Matchday Challenge, oyuncuların arkadaşlarına Dünya Kupası tahminlerine meydan okumasına olanak tanıyan bir sosyal oyun deneyimi olarak karşımıza çıkıyor. Turnuva boyunca en iyi performansı gösteren futbolcuların Matchday kartlarını toplayıp en doğru tahminleri yapan kişiler, meydan okumanın kazananı oluyor.

Bu yılın başlarında Derrick KoRazmig HovaghimianBenny Wong ve Sebastien de Halleux tarafından kurulan girişim, bu oyuncu kartlarını profesyonel erkek ve kadın futbolcuların resmi adını, görsellerini ve benzerliğini içeren blockchain teknolojisi aracılığıyla sunmayı planlıyor. Oyuncuların Dünya Kupası sırasında topladığı kartlar, ilerleyen süreçte yayınlanması planlanan Matchday oyununda da kullanılabilir olmaya devam edecek.

Çok yıllı ortaklık, resmi olarak diğer FIFA fikri mülkiyet haklarını ve diğer turnuvalarını Matchday platformuna taşıyacak.

Matchday’in kurucu ortağı ve baş oyun sorumlusu Sebastien de Halleux, “Ücretsiz oyunumuz, gerçek futbolcuların yer aldığı Matchday oyuncu kartları ve muhteşem futbol taraftarlarını bir araya getiriyor.” dedi.

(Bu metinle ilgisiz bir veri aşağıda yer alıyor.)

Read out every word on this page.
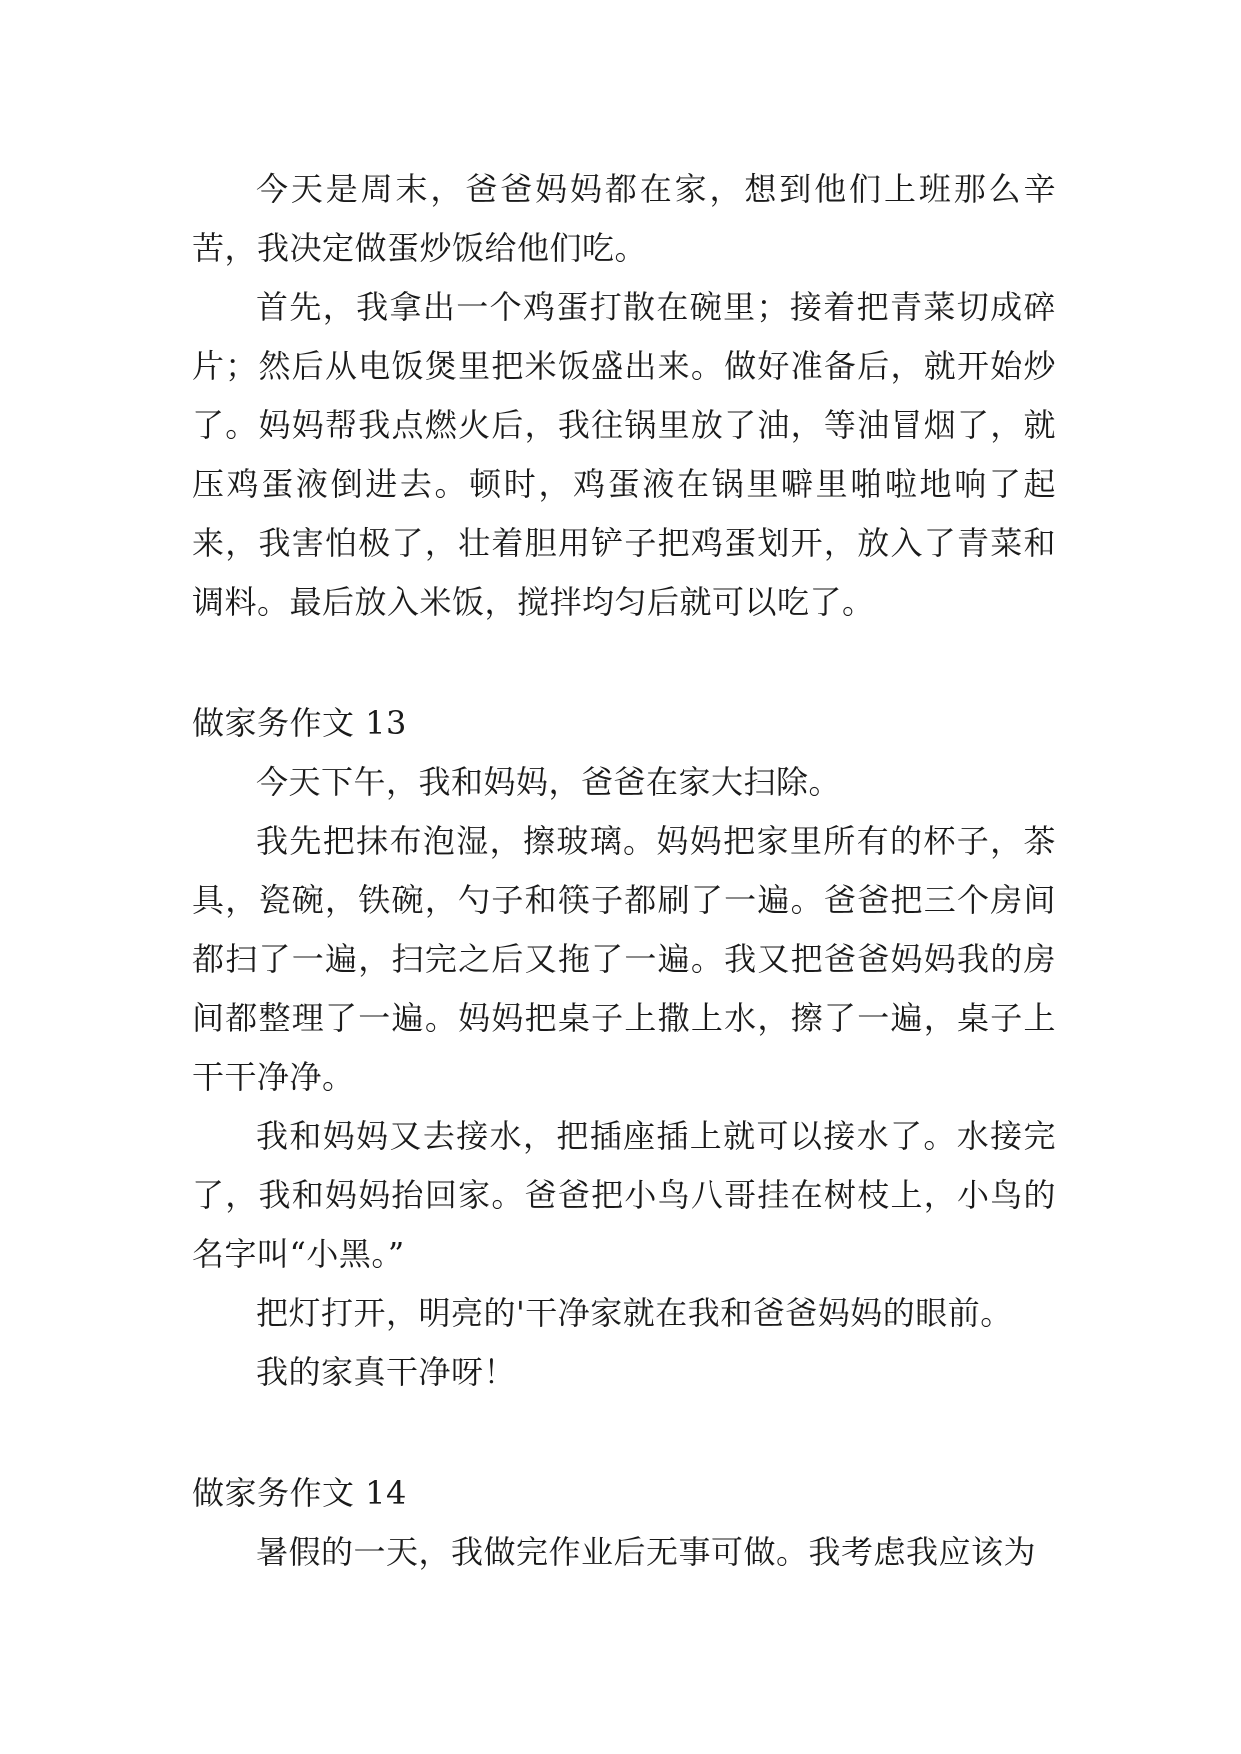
今天是周末，爸爸妈妈都在家，想到他们上班那么辛苦，我决定做蛋炒饭给他们吃。

首先，我拿出一个鸡蛋打散在碗里；接着把青菜切成碎片；然后从电饭煲里把米饭盛出来。做好准备后，就开始炒了。妈妈帮我点燃火后，我往锅里放了油，等油冒烟了，就压鸡蛋液倒进去。顿时，鸡蛋液在锅里噼里啪啦地响了起来，我害怕极了，壮着胆用铲子把鸡蛋划开，放入了青菜和调料。最后放入米饭，搅拌均匀后就可以吃了。

做家务作文 13

今天下午，我和妈妈，爸爸在家大扫除。

我先把抹布泡湿，擦玻璃。妈妈把家里所有的杯子，茶具，瓷碗，铁碗，勺子和筷子都刷了一遍。爸爸把三个房间都扫了一遍，扫完之后又拖了一遍。我又把爸爸妈妈我的房间都整理了一遍。妈妈把桌子上撒上水，擦了一遍，桌子上干干净净。

我和妈妈又去接水，把插座插上就可以接水了。水接完了，我和妈妈抬回家。爸爸把小鸟八哥挂在树枝上，小鸟的名字叫“小黑。”

把灯打开，明亮的'干净家就在我和爸爸妈妈的眼前。

我的家真干净呀！

做家务作文 14

暑假的一天，我做完作业后无事可做。我考虑我应该为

Ayrıca girişimi destekleyenler arasında Play Time’a yatırım yapan Lionel Messi de bulunuyor. Lionel Messi dışında dünya çapında şirketin 20 futbol ve marka elçisi bulunuyor. Anlaşmayla ve yeni mobil oyunuyla birlikte girişimin dünya genelinde daha da popüler hale geleceği tahmin ediliyor.